Herz has changed her relationship with the University so that she no longer has an active research lab. She said she teaches one course , but works primarily as a consultant in the private sector, having worked with International Flavors and Fragrances, Frito Lay, PepsiCo and the Coca-Cola Company. Her work for food product distributors focuses on the fact that all foods have aromas. Among other things, she helps companies such as Coca Cola represent their products with appropriate language.

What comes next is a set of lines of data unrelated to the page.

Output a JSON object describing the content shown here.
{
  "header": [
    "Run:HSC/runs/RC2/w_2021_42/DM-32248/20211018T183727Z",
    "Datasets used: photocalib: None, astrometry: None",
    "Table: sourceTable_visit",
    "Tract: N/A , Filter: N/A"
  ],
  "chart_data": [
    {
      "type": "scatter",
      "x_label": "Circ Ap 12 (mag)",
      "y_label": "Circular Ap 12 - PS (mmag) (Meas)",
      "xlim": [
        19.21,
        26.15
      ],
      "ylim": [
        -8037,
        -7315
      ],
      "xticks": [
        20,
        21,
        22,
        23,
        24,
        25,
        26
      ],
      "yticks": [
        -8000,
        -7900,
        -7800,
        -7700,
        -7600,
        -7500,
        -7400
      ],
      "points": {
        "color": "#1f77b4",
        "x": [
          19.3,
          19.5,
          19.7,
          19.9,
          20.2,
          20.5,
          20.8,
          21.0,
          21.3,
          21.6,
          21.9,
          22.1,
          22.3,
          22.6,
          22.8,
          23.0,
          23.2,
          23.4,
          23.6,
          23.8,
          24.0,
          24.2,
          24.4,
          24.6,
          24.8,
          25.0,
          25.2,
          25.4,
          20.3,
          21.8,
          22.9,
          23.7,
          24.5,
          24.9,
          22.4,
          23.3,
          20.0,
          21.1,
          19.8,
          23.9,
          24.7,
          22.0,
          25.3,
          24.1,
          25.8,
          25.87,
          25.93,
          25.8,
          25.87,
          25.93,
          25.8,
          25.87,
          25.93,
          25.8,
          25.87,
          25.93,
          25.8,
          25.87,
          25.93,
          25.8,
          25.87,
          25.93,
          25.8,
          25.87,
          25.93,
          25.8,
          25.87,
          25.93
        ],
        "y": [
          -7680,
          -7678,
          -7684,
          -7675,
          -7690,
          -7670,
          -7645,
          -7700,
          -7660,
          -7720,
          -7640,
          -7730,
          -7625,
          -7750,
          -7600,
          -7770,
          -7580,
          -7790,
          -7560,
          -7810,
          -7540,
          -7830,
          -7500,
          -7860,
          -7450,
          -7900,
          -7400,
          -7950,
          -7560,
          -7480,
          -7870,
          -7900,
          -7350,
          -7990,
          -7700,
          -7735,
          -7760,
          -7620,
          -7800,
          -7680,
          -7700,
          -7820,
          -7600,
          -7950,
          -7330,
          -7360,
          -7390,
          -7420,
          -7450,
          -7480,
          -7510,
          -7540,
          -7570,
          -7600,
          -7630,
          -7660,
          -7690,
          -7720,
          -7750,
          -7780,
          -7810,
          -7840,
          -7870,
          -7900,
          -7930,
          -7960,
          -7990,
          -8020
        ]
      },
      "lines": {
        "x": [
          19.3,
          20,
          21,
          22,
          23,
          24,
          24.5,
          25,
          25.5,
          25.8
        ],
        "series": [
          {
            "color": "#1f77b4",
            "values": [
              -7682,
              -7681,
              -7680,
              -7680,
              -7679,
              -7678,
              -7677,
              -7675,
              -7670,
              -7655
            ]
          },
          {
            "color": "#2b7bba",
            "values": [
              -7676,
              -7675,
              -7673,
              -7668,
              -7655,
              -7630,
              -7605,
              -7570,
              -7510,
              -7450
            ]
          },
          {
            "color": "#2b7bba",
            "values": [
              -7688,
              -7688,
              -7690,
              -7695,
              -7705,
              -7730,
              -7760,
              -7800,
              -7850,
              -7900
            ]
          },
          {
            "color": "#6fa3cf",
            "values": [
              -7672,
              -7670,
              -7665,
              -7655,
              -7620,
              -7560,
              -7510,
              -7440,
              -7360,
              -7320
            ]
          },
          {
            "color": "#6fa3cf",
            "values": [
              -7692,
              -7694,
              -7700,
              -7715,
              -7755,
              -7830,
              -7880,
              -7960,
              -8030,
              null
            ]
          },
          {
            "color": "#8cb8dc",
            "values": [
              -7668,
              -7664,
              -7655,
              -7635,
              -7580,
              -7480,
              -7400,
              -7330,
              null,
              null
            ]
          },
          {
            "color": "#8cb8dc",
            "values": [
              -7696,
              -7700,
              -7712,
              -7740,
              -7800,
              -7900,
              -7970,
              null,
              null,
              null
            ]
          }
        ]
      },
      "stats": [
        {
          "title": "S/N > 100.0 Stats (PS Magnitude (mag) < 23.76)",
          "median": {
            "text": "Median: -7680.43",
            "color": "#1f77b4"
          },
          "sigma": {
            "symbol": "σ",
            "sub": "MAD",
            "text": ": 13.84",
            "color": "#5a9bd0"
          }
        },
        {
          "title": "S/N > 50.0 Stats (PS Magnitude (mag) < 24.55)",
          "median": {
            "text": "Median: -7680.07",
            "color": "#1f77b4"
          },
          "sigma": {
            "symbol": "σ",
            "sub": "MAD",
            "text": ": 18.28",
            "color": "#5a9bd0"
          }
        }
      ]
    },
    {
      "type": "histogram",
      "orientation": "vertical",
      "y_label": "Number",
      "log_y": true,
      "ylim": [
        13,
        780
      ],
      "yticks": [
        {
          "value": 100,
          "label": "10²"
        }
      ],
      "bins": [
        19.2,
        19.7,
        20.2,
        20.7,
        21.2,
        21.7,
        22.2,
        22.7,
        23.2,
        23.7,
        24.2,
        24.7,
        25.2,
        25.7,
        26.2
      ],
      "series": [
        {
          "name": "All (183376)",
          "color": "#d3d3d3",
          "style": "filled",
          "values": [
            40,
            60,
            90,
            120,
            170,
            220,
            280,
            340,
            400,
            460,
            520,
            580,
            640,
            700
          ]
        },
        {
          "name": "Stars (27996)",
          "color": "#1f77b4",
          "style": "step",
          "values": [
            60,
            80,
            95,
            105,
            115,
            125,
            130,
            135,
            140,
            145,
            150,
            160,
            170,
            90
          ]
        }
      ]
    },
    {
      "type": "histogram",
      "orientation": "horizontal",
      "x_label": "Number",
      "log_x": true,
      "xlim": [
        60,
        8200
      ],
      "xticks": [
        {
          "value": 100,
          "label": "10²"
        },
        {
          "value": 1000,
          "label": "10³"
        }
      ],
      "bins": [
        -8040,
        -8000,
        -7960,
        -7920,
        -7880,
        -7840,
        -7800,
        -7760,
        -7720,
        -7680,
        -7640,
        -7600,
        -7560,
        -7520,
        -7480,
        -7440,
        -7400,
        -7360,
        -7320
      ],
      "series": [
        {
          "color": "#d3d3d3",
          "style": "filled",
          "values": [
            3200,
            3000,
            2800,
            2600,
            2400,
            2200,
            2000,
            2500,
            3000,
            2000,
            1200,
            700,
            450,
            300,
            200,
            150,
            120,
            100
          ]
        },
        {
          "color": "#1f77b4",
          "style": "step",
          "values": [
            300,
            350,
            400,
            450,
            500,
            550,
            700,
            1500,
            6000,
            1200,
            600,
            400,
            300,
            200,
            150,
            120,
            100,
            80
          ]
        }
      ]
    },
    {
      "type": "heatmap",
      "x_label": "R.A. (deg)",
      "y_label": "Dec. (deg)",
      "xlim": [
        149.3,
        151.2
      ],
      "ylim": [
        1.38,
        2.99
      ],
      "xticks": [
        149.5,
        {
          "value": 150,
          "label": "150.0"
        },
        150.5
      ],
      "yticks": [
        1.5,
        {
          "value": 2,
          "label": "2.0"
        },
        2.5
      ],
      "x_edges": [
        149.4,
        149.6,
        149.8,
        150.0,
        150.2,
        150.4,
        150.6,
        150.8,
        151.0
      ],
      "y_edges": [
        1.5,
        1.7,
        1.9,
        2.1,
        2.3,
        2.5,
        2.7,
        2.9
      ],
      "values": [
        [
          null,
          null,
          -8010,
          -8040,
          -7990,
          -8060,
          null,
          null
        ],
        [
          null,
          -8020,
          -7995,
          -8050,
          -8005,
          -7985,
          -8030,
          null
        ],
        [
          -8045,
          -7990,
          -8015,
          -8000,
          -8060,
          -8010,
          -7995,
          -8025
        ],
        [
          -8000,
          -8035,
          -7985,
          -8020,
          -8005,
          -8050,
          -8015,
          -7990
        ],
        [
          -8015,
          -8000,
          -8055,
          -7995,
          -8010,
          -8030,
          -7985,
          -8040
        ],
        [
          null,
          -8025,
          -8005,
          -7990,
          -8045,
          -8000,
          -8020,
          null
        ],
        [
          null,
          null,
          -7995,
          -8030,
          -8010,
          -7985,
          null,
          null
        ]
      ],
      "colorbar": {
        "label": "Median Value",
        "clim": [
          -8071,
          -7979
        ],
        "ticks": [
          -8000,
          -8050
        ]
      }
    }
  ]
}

Words on the label of "the product can have an impact on what the consumer thinks they're involved with," she said. "Smells are invisible but we are visually oriented so we look for meaning in the visual or verbal context that we're experiencing. When a word comes along, it has the power to supersede the olfactory experience. It's not (called) shoe polish for a reason."

In addition to industry collaboration, Herz founded a company called Scentology which, according to its Web site, distributes "smart scents for positive change." One of the company's three fragrances is Bliss Booster, an orange oil fragrance that decreases feelings of depression. "People should not throw away Zoloft and take Bliss Booster instead," Herz joked, because "smells only have reactions within them as a function of the associations we have to them," but they don't have pharmacological capabilities.

Herz concluded by saying, "My bottom line is that from the point of view of quality of life, the sense of smell is really key. People who have a functioning smell tend not to realize the impact that their smell actually has with respect to that quality. My hope is that this book will help people to realize this without going through the misery of losing it."